Board fires KB financial chiefTroubled KB Financial Group Chairman Lim Young-rok was dismissed by the board of directors late Wednesday night after an intense discussion.
The nine-member group decided to force Lim from his position as chairman after he stubbornly refused to resign, even though he was issued a three-month suspension by the Financial Services Commission (FSC) for taking no responsibility for a boardroom feud.
Seven out of the nine board members voted in favor of Lim’s dismissal. Some of them are said to have made failed attempts to persuade Lim to step down.
The board said it made the decision to help normalize operations at the financial group.
“It is unfortunate that the decision was inevitable to stabilize the organization and normalize management,” the board said in a letter to employees yesterday. “It is urgent for the group to regain the trust of customers and the market.”
Lim filed an injunction against the financial authorities to nullify his suspension, but now that the board has fired him, it will be impossible for him to make a comeback in finance. Since he has been terminated, the injunction is unlikely to be accepted.
He has asserted that the FSC’s punishment is unreasonable and said he will seek legal action to unveil the truth regarding the feud.
The internal dispute was sparked in May when Lee Kun-ho, former CEO of Kookmin Bank, requested that the Financial Supervisory Service (FSS) investigate illegal actions of the group’s chairman, who allegedly intervened in the bank’s decision-making process to change its main computer system.
Prosecutors have started investigating the allegations and will summon four executives, including Lim, for questioning.
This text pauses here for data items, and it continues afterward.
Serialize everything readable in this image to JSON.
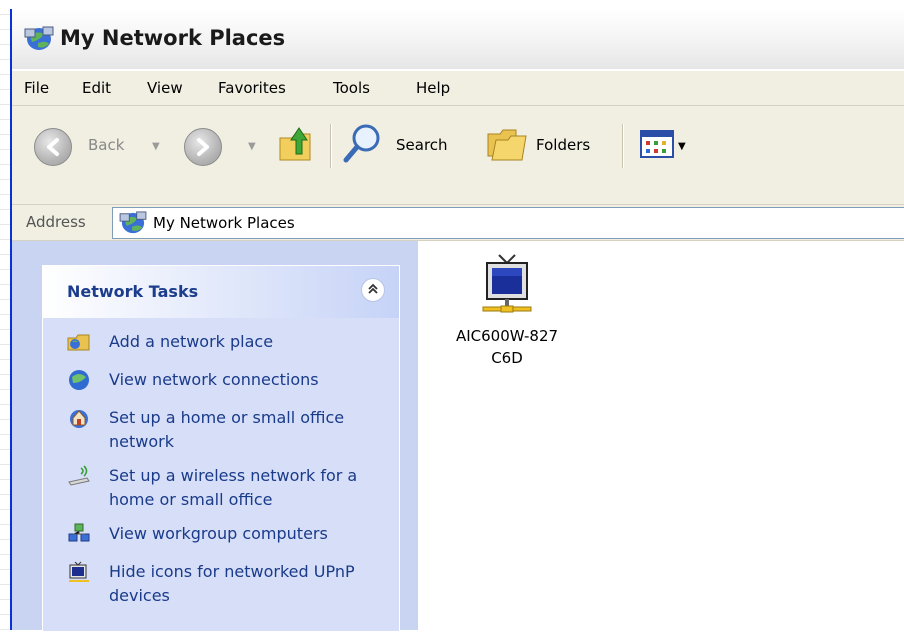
{
  "window": {
    "title": "My Network Places"
  },
  "menu": [
    "File",
    "Edit",
    "View",
    "Favorites",
    "Tools",
    "Help"
  ],
  "toolbar": {
    "back_label": "Back",
    "search_label": "Search",
    "folders_label": "Folders"
  },
  "address": {
    "label": "Address",
    "value": "My Network Places"
  },
  "network_tasks": {
    "title": "Network Tasks",
    "collapse_glyph": "»",
    "items": [
      {
        "label": "Add a network place",
        "icon": "add-network-place-icon"
      },
      {
        "label": "View network connections",
        "icon": "network-connections-icon"
      },
      {
        "label": "Set up a home or small office network",
        "icon": "home-network-icon"
      },
      {
        "label": "Set up a wireless network for a home or small office",
        "icon": "wireless-network-icon"
      },
      {
        "label": "View workgroup computers",
        "icon": "workgroup-icon"
      },
      {
        "label": "Hide icons for networked UPnP devices",
        "icon": "upnp-device-icon"
      }
    ]
  },
  "content": {
    "device": {
      "name_line1": "AIC600W-827",
      "name_line2": "C6D"
    }
  },
  "colors": {
    "window_border": "#0831d9",
    "toolbar_bg": "#f1efe2",
    "task_panel_bg": "#d6dff7",
    "left_pane_bg": "#c8d4f2"
  }
}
The board is now expected to nominate candidates for the next chairman based on recommendations from outside directors on the KB Financial Group’s candidate recommendation committee.
After a chairman is chosen, the group will fill the empty bank CEO post. Former CEO Lee resigned Sept. 4 after the FSS reprimanded him. The case marks the first time that a financial group chairman and bank CEO were both forced to step down.
However, the group’s labor union has criticized the board members as also being responsible for the scandal and said the board should not nominate the next chairman on its own.
“The outside directors have been familiar to the old bad customs and they are trying to seek power at the group,” said Seong Nak-jo, leader of the union. “One employee representative should participate in the nomination process.”